Around 25 years ago, I started formulating pet food at a period when the pet food industry was in a muddle and concentrated on things like protein and fat percentages with no regard to ingredients. It was evident that pet food quality is not determined by the percentages of "ideal" pet foods. Boot leather and soap can be used to make pet food. I was convinced then, as I am now, that a food can be no better than the ingredients of which it is composed. This ingredient idea, which has been popularized in the pet food sector, has been given a commercial meaning that has distorted and perverted the meaning of food quality and good feeding practices. Does the health of a product depend on its ingredients? As contradictory as it may seem to what I have just said, no it is not. Here's why.

AAFCO Approval

AAFCO's official publication gives a wide range of ingredients that may be used in animal food. As I have pointed out in my book, The Truth About Pet Foods, approved ingredients can include*:

dehydrated garbage

undried processed animal waste products

polyethylene roughage replacement (plastic)

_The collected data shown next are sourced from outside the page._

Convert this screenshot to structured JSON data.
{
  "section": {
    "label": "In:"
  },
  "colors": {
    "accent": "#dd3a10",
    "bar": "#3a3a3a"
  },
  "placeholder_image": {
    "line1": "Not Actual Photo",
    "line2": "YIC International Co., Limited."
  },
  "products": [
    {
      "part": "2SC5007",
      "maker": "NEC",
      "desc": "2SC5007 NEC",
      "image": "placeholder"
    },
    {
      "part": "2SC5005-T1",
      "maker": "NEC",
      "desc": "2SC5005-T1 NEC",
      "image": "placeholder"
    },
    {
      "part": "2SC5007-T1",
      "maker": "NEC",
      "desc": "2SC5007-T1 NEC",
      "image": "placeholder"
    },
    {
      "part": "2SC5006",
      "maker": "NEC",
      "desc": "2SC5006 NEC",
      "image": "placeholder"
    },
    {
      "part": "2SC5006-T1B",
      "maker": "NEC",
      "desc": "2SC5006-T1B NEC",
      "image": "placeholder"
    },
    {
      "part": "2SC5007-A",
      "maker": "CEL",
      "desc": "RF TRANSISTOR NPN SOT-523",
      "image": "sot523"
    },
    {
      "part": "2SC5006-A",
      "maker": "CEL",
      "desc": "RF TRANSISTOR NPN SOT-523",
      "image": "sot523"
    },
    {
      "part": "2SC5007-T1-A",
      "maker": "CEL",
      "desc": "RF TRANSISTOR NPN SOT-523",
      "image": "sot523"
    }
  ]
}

hydrolyzed poultry feathers

Hydrolyzed hair

hydrolyzed leather meal

poultry hatchery by-product

meat meal tankage

peanut hulls

ground almond shells

*Association of American Feed Control Officials Official Publication, 1998

Simultaneously, this same regulatory agency prohibits the use of many proven beneficial natural ingredients that one can find readily available for human consumption such as bee pollen, glucosamine, L-carnitine, spirulina and many other nutraceuticals. It is easy to assume that the law does not apply when it comes down to what can and cannot be officially used in pet food.

The regulators operate on the simple nutritional concept that food https://www.petdoghk.com/cat-shop.html value is based on percentages, and that no ingredient has a special place in the world. The tens and thousands of scientific articles that prove the importance of the type of ingredient, its quality and how it affects health are denied. Also, they are silent on the negative impact of food processing, and the impact that time, light and heat, oxygen, and packaging have on nutrition and health.

The regulators will not be able to tell you how to feed your pet for their health. According to their thinking, if a food package meets certain percentages regardless of the ingredients, then the manufacturer may claim that the food is 100 percent complete. Pet owners then proceed to confidently feed such guaranteed foods at every meal thinking all the while they are doing the right thing for their pet. Dieticians in hospitals also follow this old-school nutritional philosophy. They feed malnourished patients, who are metabolically deficient, a diet of jello and instant potatoes with powdered egg, white flour rolls, and oleomargarine, because the charts state that such a diet contains the right percentages of nutrients. Hospitals are a good place to go if you want to get sick!